🔄 Авто-синхронизация: из Discussion #954 каждые 6 часов.

Optimistic parallel execution of messages for inference-chain¶

Автор: @akup · Категория: Proposals · Создано: 2026-03-26 12:27 UTC · Обновлено: 2026-03-26 17:48 UTC

📝 Описание¶

Two-Level Block/Tx Cache with Conflict Detection for OCC¶

Motivation¶

Cosmos SDK processes transactions sequentially by default. Every read from the KV store requires protobuf unmarshalling, and every write requires marshalling — operations that are both CPU-intensive and repeated across transactions within the same block.

The goal of this proposal is twofold:

Phase 1 (current): Introduce a two-level block/tx cache implemented by OptimisticStore (name kept for code compatibility) to eliminate redundant marshal/unmarshal within a block while remaining fully deterministic and compatible with the existing sequential execution model.
Phase 2 (future): Reuse the same conflict-tracking infrastructure to enable Optimistic Concurrency Control (OCC) — parallel execution of transactions with automatic conflict detection and rollback.

Problem Statement¶

The issue is not a classical race condition — it is a root of non-determinism in optimistic (parallel) behaviour. When two transactions execute in parallel and touch overlapping store keys, the final state depends on execution timing rather than block ordering. This breaks consensus.

The Cosmos SDK's optional optimistic execution mode is not a universal, one-size-fits-all feature. Its implementation is highly case-specific to the module's access patterns. Gonka therefore implements its own OCC scheme tailored to inference-chain workloads.

Design: OCC for Gonka¶

Scheduling¶

A scheduler takes N messages from the mempool (where N scales with CPU cores). Messages are sorted and grouped by similarity — similar messages tend to access similar store keys and have comparable execution times.

The selected N messages run as a parallel batch. The scheduler waits until all messages in the batch complete, then takes the next batch.

Conflict Detection¶

During execution, each transaction's read-set and write-set are recorded by the conflictTracker inside every OptimisticStore. After the batch completes:

Read-Write conflict: Transaction A read key K, transaction B wrote key K → A must be rolled back and rescheduled.
Write-Write conflict: Transactions A and B both wrote key K → all but one (the one earlier in block order) must be rolled back and rescheduled.
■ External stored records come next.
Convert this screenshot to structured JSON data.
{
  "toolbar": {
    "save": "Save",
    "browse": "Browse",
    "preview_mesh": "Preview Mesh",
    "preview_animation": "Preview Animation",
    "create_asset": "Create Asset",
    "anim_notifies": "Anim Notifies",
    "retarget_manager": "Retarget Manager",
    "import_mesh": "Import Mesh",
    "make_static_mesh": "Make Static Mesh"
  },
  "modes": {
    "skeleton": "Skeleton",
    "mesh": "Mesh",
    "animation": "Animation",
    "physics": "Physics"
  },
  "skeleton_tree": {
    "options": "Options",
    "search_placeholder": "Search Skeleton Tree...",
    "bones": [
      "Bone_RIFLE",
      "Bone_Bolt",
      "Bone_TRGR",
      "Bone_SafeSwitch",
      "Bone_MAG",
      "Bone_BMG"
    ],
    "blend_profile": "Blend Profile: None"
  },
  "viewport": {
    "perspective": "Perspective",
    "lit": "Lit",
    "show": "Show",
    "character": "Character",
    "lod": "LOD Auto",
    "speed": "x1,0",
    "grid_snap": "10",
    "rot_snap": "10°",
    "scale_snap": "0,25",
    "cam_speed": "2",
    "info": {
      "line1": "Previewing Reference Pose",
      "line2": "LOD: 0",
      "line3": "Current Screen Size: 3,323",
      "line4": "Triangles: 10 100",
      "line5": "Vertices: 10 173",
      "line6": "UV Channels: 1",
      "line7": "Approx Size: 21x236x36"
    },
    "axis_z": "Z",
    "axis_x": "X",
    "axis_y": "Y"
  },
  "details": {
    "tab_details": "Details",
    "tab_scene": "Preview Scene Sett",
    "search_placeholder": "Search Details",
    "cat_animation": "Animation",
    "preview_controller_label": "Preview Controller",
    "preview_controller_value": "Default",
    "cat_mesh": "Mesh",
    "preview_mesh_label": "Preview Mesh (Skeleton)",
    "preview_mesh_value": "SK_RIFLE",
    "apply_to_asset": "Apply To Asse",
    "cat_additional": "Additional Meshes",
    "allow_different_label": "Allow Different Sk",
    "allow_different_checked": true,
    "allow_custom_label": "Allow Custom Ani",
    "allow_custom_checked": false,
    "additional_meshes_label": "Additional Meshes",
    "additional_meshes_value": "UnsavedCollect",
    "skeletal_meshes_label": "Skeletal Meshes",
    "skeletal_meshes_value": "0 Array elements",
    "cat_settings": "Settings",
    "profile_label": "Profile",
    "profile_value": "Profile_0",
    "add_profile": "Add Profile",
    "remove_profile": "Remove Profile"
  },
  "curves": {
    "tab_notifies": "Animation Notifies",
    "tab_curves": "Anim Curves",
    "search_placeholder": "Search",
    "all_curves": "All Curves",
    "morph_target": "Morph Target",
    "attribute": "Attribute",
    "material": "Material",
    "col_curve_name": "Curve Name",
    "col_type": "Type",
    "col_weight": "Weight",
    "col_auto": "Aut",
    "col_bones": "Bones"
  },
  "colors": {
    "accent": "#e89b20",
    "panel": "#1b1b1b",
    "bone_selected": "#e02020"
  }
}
Only the losing transactions are rescheduled to the next batch. When ordering and batch-fill rules are deterministic, the entire parallel execution remains deterministic across all validators.
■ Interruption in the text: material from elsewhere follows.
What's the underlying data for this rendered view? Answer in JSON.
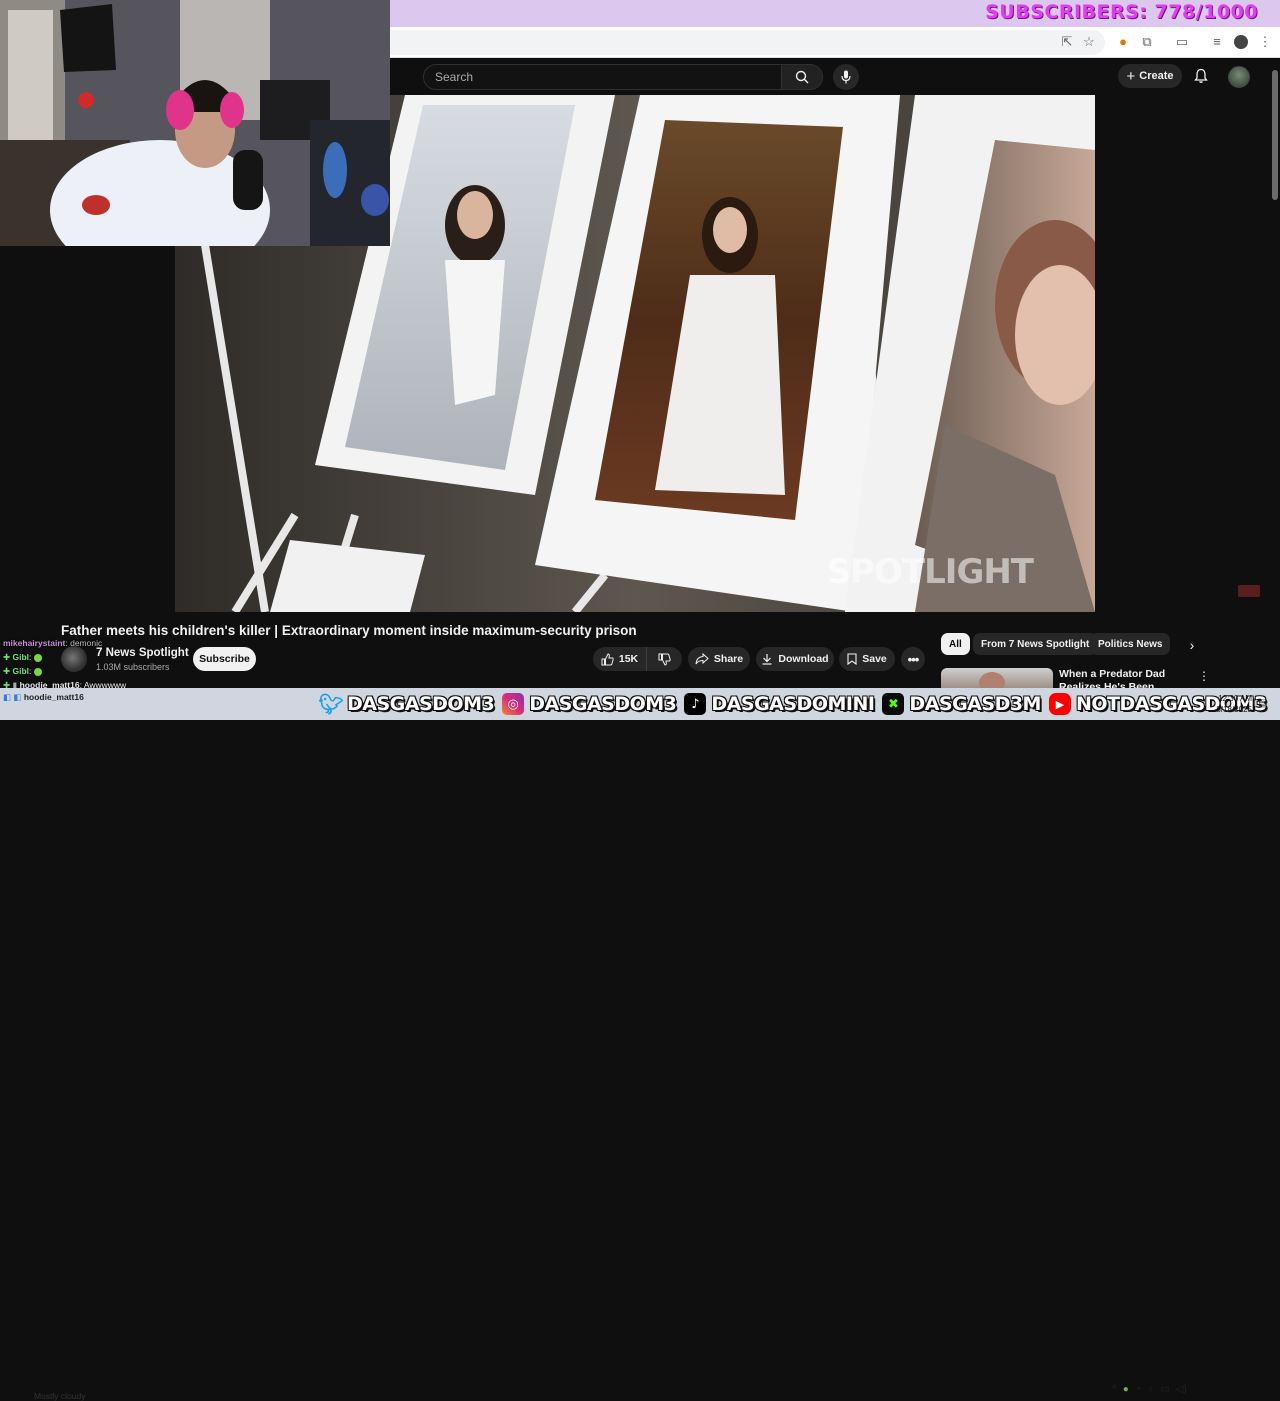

Conflict Resolution Ordering¶

When two transactions in the same batch both write the same key, the winner is determined by block order — the transaction that appears earlier in the ordered block survives; the later one is rolled back. This ensures every validator makes the same choice deterministically.

Grouping by Similarity¶

Grouping criterion is the predicted access pattern of the message type. Two MsgValidation for the same model and epoch are "similar" — they access the same keys and take roughly the same time to execute. Static analysis per message type provides the access prediction. Most of hot messages will be gone when shardchains start to work, but anyway this approach continues to work and will be useful.

Gas for Rescheduled Transactions¶

When a transaction is rolled back due to a conflict, its gas meter resets. The rescheduled execution is a fresh attempt with a fresh meter. Cosmos gas accounting therefore remains correct — the user's gas limit applies to the successful execution, not to failed speculative attempts.

High-Contention Liveness¶

By design, there should be no persistent hot keys. Shared data is mostly read and then written in deterministic flow, so sustained conflicts should not appear in normal operation.

As a safety fallback only, if repeated conflicts still happen due to unexpected workload shape, a transaction can be forced into sequential execution after N retries (configurable), guaranteeing forward progress.

Throughput Improvement¶

Implementing this OCC scheme could yield N × k times better throughput for the mainchain, where:

N = number of CPU cores
k = efficiency coefficient (< 1.0, depends on conflict rate)

For workloads with low key overlap (e.g. inferences touching different models), k approaches 1.0 and throughput scales nearly linearly with cores.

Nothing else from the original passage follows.